The author descript a silkworm infection assay with My. abscessus. Four clinically used antimicrobial agents (clarithromycin (CAM), amikacin (AMK), imipenem (IPM) and ciprofloxacin (CPFX)) as the positive control were evaluated in the silkworm infection assay. The clarithromycin and amikacin showed efficacy. the author also screened five kinds of microbial compounds, lariatin A, nosiheptide, ohmyungsamycins A and B, quinomycin and steffimycin to observe anti-My. abscessus activity in vitro from 400 microbial products. then they evaluated them in this silkworm infection assay. Lariatin A and nosiheptide exhibited therapeutic efficacy. the manuscript can be published after revising. some problems should be answered as follows: 1)From the Figure 2, can the author explain the survival rate for the silkworm in the group without My. abscessus. Why did the author choose 7.5×107 CFU/larva as the infection dose? there is no obvious different in the 1.5×107 CFU/larva. 2) The author choose the 37oC as the breeding temperature but no according experiment.

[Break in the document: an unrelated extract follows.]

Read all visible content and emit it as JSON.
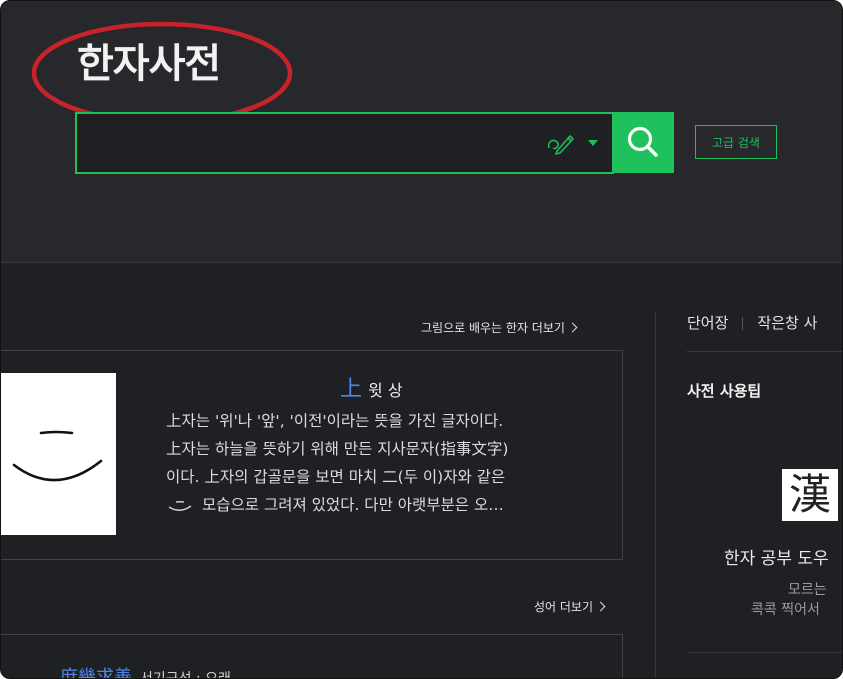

The author should added the temperature changing experiments. 2) How did the author determined the feeding dose of these drugs on silkworm infection model? 3) The toxic effects of clarithromycin (CAM), amikacin (AMK), imipenem (IPM) and ciprofloxacin (CPFX) should be evaluate on the silkworm model without My. abscessus infection. 4) the image resolution is too low to view for Figure 4.

Author Response

Thank you for your suggestion.

We agree with you and have incorporated this suggestion throughout our paper.

Point 1: From the Figure 2, can the author explain the survival rate for the silkworm in the group without My. abscessus. Why did the author choose 7.5×10⁷ CFU/larva as the infection dose? there is no obvious different in the 1.5×10⁷ CFU/larva.

Response 1: Thank you for your comment. The silkworm in the group without My. abscessus is the control group (please see Figure 2: no My. abscessus). Since the silkworms after injection are not fed, they will starve to death after 70~80 hours. Therefore, to exclude such disturbance (death from starvation), we chose 7.5×10⁷ CFU/larva as the infection dose.

 

Point 2: The author choose the 37^oC as the breeding temperature but no according experiment. The author should added the temperature changing experiments.

How did the author determined the feeding dose of these drugs on silkworm infection model?

Response 2: According to the reviewer’s request, we added the temperature information at line 138 and line 144.

 

Point 3: The toxic effects of clarithromycin (CAM), amikacin (AMK), imipenem (IPM) and ciprofloxacin (CPFX) should be evaluate on the silkworm model without My. abscessus infection. 4) the image resolution is too low to view for Figure 4.

Response 3: We added the sentence (line 86-89) “Firstly, toxicity of four clinically used antimicrobial agents (clarithromycin (CAM), amikacin (AMK), imipenem (IPM) and ciprofloxacin (CPFX)) to silkworms were tested (50 μg/larva, n=5). CAM, AMK and IPM alone exhibited no effect on silkworms. But CPFX caused silkworm death within 50 h.”.

 

Point 4: The image resolution is too low to view for Figure 4

Response 4: We fixed it.

Round 2

Reviewer 2 Report

The manuscript can be published after typos and grammer checking.